New mathematical models challenge an existing paradigm about how neurons in the brain work together to keep us breathing steadily. (Photo credit: Minoru Nitta / flickr)
Bringing a steady supply of fresh air to the lungs can seem like a simple task, but breathing is a careful orchestration of brain and body.
Diseases like Rett syndrome, central sleep apnea and congenital central hypoventilation syndrome are characterized by breathing difficulties that may be caused by dysfunction in the brain’s breathing center. Now, Drexel University scientists have introduced a new concept of how the brain is involved in this essential function, providing new insight into how breathing disorders could be treated in the future.
The brainstem, which connects the brain with the spinal cord, generates the breathing rhythm and controls its rate, depending on the body’s demands. While this process normally occurs automatically, we can also control our breathing voluntarily, such as when speaking or eating.
Twenty-five years ago, a cluster of neurons within the brainstem, called the pre-Bötzinger complex (pre-BötC), was identified as the likely source of rhythmic inhalation.
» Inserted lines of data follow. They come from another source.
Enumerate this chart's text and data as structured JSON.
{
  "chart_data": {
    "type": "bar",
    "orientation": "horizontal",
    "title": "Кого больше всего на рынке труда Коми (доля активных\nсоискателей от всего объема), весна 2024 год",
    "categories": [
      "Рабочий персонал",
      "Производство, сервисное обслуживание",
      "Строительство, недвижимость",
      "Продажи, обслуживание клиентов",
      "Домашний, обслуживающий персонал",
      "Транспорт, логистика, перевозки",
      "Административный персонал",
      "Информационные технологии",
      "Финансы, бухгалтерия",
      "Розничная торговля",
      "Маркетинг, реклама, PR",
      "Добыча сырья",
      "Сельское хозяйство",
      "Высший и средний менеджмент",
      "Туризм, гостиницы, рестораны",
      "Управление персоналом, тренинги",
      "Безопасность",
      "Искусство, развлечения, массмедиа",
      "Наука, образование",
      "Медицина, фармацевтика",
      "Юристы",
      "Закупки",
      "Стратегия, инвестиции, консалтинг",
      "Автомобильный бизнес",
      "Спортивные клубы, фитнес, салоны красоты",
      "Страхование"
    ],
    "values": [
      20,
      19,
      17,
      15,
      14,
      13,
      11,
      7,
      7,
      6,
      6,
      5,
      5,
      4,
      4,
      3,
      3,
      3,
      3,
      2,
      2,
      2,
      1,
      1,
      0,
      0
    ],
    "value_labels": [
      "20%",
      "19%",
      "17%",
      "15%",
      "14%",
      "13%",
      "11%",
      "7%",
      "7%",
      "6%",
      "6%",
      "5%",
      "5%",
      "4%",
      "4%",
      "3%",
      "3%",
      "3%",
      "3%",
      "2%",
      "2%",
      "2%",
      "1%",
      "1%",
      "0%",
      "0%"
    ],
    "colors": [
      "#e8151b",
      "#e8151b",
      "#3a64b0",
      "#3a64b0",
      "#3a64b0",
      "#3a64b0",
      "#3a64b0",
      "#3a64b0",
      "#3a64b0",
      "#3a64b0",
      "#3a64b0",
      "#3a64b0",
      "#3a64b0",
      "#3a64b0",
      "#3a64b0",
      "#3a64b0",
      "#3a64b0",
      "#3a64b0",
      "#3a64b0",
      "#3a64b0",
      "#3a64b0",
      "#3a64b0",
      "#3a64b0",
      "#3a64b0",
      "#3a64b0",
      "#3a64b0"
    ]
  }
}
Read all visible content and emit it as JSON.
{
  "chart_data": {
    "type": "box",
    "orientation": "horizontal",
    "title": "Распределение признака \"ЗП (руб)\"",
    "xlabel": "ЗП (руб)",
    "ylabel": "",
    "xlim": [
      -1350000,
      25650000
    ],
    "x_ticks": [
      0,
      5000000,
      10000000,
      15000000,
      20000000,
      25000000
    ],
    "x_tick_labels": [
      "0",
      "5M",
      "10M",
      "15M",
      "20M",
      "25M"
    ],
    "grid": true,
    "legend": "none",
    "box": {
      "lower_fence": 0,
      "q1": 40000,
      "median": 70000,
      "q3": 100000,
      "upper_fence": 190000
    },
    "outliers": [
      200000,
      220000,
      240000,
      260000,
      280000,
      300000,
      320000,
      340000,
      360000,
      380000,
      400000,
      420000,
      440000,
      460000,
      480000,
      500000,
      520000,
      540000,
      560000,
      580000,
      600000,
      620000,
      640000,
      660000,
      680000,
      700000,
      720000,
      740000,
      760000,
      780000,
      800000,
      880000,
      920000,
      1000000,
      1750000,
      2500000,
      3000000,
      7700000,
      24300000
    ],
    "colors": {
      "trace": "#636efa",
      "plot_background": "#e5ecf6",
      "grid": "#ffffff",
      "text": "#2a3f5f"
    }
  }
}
Following this breakthrough, researchers have spent years attempting to understand how the pre-BötC operates.
“For any cyclical biologic process, you need some mechanism that generates a rhythm, and then that rhythm is translated to a motor pattern. How exactly the pre-BötC generates that rhythm has remained a mystery,” said Bartholomew Bacak, PhD, a researcher in the School of Biomedical Engineering, Science and Health Systems, and an MD student in the College of Medicine.
Two decades after the discovery of the pre-BötC, scientists hypothesized that two distinct systems in the brain interact to initiate breathing: a “rhythm-generating” layer composed of high-frequency neurons and a “pattern-forming” layer, which signals the diaphragm to contract and the lungs to fill with air.
Using a series of computational models, Drexel researchers in the Laboratory for Theoretical and Computational Neuroscience, under the leadership of Ilya Rybak, PhD, are the first to challenge this paradigm.
Their study, recently published in the journal eLife, suggests that mixed-mode oscillations in the pre-BötC — or regular back-and-forth movements — result from synchronizations of many neurons with different levels of excitability. Neurons with low excitability have low bursting frequencies, but generate strong activity and recruit other neurons, ultimately producing the large amplitude bursts that cause breathing.
The discovery could have important implications for our understanding of the brain’s control of breathing. The findings may ultimately impact how scientists research and clinicians treat respiratory disorders.
Many other parts of the nervous system also contain networks of neurons with diverse excitability. A challenge for future studies is to investigate whether networks similar to those in the pre-BötC complex generate the rhythms that control other repetitive actions, such as walking and chewing.